CMB – En Bretagne, ce sont surtout des structures autour de 400 à 600 000 litres de lait avec un parcellaire permettant du pâturage qui sont reprises, pour des raisons de prix de vente mais pas seulement. Les jeunes agriculteurs s’y installent en couple ou avec un salarié. L’équilibre entre vie de famille et travail n’est pourtant pas des plus évidents à trouver dans ce type de structure. Le renouvellement d’un associé d’un Gaec (c’est rare que tous les associés partent en même temps !) est un peu plus difficile. Quant aux exploitations avec un seul dirigeant et plusieurs salariés, elles demandent un repreneur au profil d’agri-manager plus compliqué à trouver, mais pas aussi rare que cela. Nous observons que des managers avec de l’expérience sont tentés par un retour à la terre sans être, pour autant, des idéalistes. Ils ont une vision du métier d’éleveur différente, plus focalisée sur la rentabilité et sur la qualité de vie. Ils ont généralement de bonnes compétences dans l’organisation, mais ont moins d’expérience des techniques de production, ce qui les rend plus dépendants de leurs salariés. C’est pourquoi, ils ont un management moins descendant et plus collaboratif en impliquant leurs salariés dans les résultats par des primes d’intéressement.

  • 25 à 30 % des élevages laitiers envisagent de cesser la production laitière d’ici 2023. La France ne compterait plus que 30 000 élevages au lieu des 52 000 actuels.
  • La quasi-totalité des exploitants individuels qui partiront à la retraite dans les 5 prochaines années pensent que leur exploitation sera rachetée par un voisin.
  • 39 % des structures laitières collectives (Gaec, Earl, Scea et autres) connaîtront le départ d’un associé dans les 5 prochaines années.
  • Le remplacement de cet associé se ferait par…
    • 48% : intégration d’un nouvel associé.
    • 36% : embauche d’un salarié.
    • 24% : robotisation et / ou la délégation de travaux.
    • 17% : abandon d’une production.
    • 11% regroupement avec d’autres exploitations.

Source : Enquête Agrinova auprès de 300 élevages laitiers, décembre 2022.

CMB –Rechercher un associé nécessite d’élaborer et de dérouler un plan d’actions.
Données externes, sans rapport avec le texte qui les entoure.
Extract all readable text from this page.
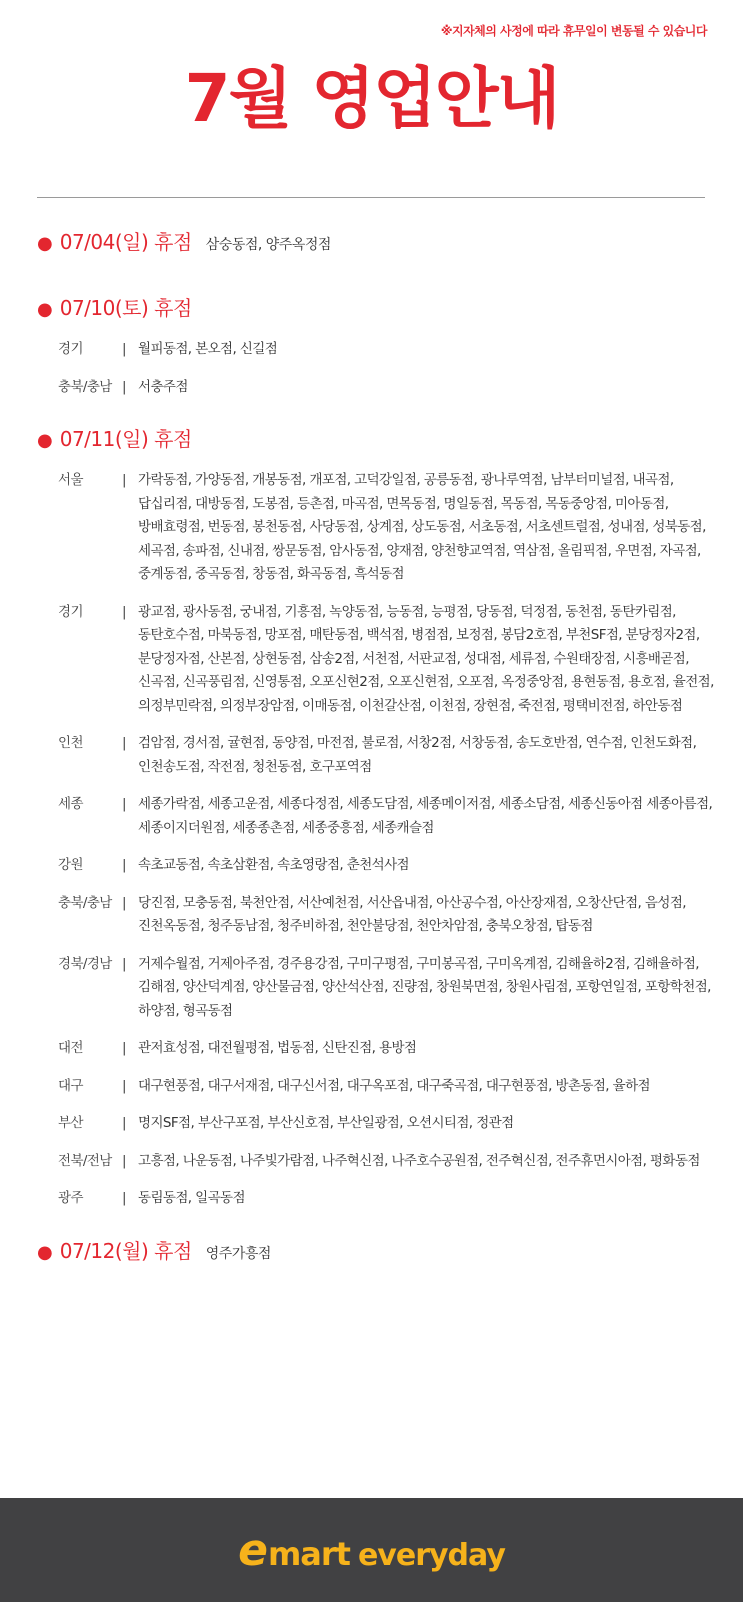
※지자체의 사정에 따라 휴무일이 변동될 수 있습니다
7월 영업안내
● 07/04(일) 휴점 삼숭동점, 양주옥정점
● 07/10(토) 휴점
경기	| 월피동점, 본오점, 신길점
충북/충남 | 서충주점
● 07/11(일) 휴점
서울	| 가락동점, 가양동점, 개봉동점, 개포점, 고덕강일점, 공릉동점, 광나루역점, 남부터미널점, 내곡점, 답십리점, 대방동점, 도봉점, 등촌점, 마곡점, 면목동점, 명일동점, 목동점, 목동중앙점, 미아동점, 방배효령점, 번동점, 봉천동점, 사당동점, 상계점, 상도동점, 서초동점, 서초센트럴점, 성내점, 성북동점, 세곡점, 송파점, 신내점, 쌍문동점, 암사동점, 양재점, 양천향교역점, 역삼점, 올림픽점, 우면점, 자곡점, 중계동점, 중곡동점, 창동점, 화곡동점, 흑석동점
경기	| 광교점, 광사동점, 궁내점, 기흥점, 녹양동점, 능동점, 능평점, 당동점, 덕정점, 동천점, 동탄카림점, 동탄호수점, 마북동점, 망포점, 매탄동점, 백석점, 병점점, 보정점, 봉담2호점, 부천SF점, 분당정자2점, 분당정자점, 산본점, 상현동점, 삼송2점, 서천점, 서판교점, 성대점, 세류점, 수원태장점, 시흥배곧점, 신곡점, 신곡풍림점, 신영통점, 오포신현2점, 오포신현점, 오포점, 옥정중앙점, 용현동점, 용호점, 율전점, 의정부민락점, 의정부장암점, 이매동점, 이천갈산점, 이천점, 장현점, 죽전점, 평택비전점, 하안동점
인천	| 검암점, 경서점, 귤현점, 동양점, 마전점, 불로점, 서창2점, 서창동점, 송도호반점, 연수점, 인천도화점, 인천송도점, 작전점, 청천동점, 호구포역점
세종	| 세종가락점, 세종고운점, 세종다정점, 세종도담점, 세종메이저점, 세종소담점, 세종신동아점 세종아름점, 세종이지더원점, 세종종촌점, 세종중흥점, 세종캐슬점
강원	| 속초교동점, 속초삼환점, 속초영랑점, 춘천석사점
충북/충남 | 당진점, 모충동점, 북천안점, 서산예천점, 서산읍내점, 아산공수점, 아산장재점, 오창산단점, 음성점, 진천옥동점, 청주동남점, 청주비하점, 천안불당점, 천안차암점, 충북오창점, 탑동점
경북/경남 | 거제수월점, 거제아주점, 경주용강점, 구미구평점, 구미봉곡점, 구미옥계점, 김해율하2점, 김해율하점, 김해점, 양산덕계점, 양산물금점, 양산석산점, 진량점, 창원북면점, 창원사림점, 포항연일점, 포항학천점, 하양점, 형곡동점
대전	| 관저효성점, 대전월평점, 법동점, 신탄진점, 용방점
대구	| 대구현풍점, 대구서재점, 대구신서점, 대구옥포점, 대구죽곡점, 대구현풍점, 방촌동점, 율하점
부산	| 명지SF점, 부산구포점, 부산신호점, 부산일광점, 오션시티점, 정관점
전북/전남 | 고흥점, 나운동점, 나주빛가람점, 나주혁신점, 나주호수공원점, 전주혁신점, 전주휴먼시아점, 평화동점
광주	| 동림동점, 일곡동점
● 07/12(월) 휴점 영주가흥점
e mart everyday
Dans les faits, la mise en conditions n’est pas aussi simple, à commencer par identifier ceux qui se chargent de ce dossier dans le Gaec : les associés qui partent ou ceux qui restent ? Trouver un associé, ce n’est pas uniquement apprécier de travailler ensemble. Pour que l’association dure, il faut-être d’accord sur la stratégie de l’exploitation, sur la façon dont se prennent les décisions, sur l’équilibre entre travail et vie privée, sur le niveau de revenu. Il existe un dispositif aux contours juridiques et fiscaux bien définis qui propose à de futurs associés de tester leur projet d’association en conditions réelles pendant un an renouvelable, avec la possibilité d’y mettre fin à tout moment. C’est le Gaec à l’essai. Pour nous, ce dispositif va faciliter les associations en apportant plus de sécurité.

CMB – L’une des originalités du CMB, c’est notre partenariat avec la SAFER et la région Bretagne pour proposer aux jeunes agriculteurs l’achat différé des terres qu’ils exploitent. Comment ça marche ? C’est la SAFER qui achète le foncier à vendre grâce à un prêt bancaire auprès du CMB. La région Bretagne se porte caution du prêt. Pendant dix ans, l’agriculteur est locataire des terres et paye son loyer à la SAFER. Au bout de 10 ans, il peut racheter les terres auprès de cet organisme et en devenir propriétaire.    

Nous cherchons à développer une relation différente avec les porteurs de projets avec l’objectif commun de leur réussite sur le long terme. Tous les dossiers méritent d’être étudiés, chaque reprise est un cas particulier. Nous échangeons avec lui sur sa vision de son exploitation à cinq ans, afin de pouvoir révéler ce qui l’intéresse, ce qu’il veut faire, le carburant qui le fait avancer. Ce que nous cherchons à déterminer lors de ces échanges, c’est sa capacité à être chef d’entreprise, de savoir écouter et décider.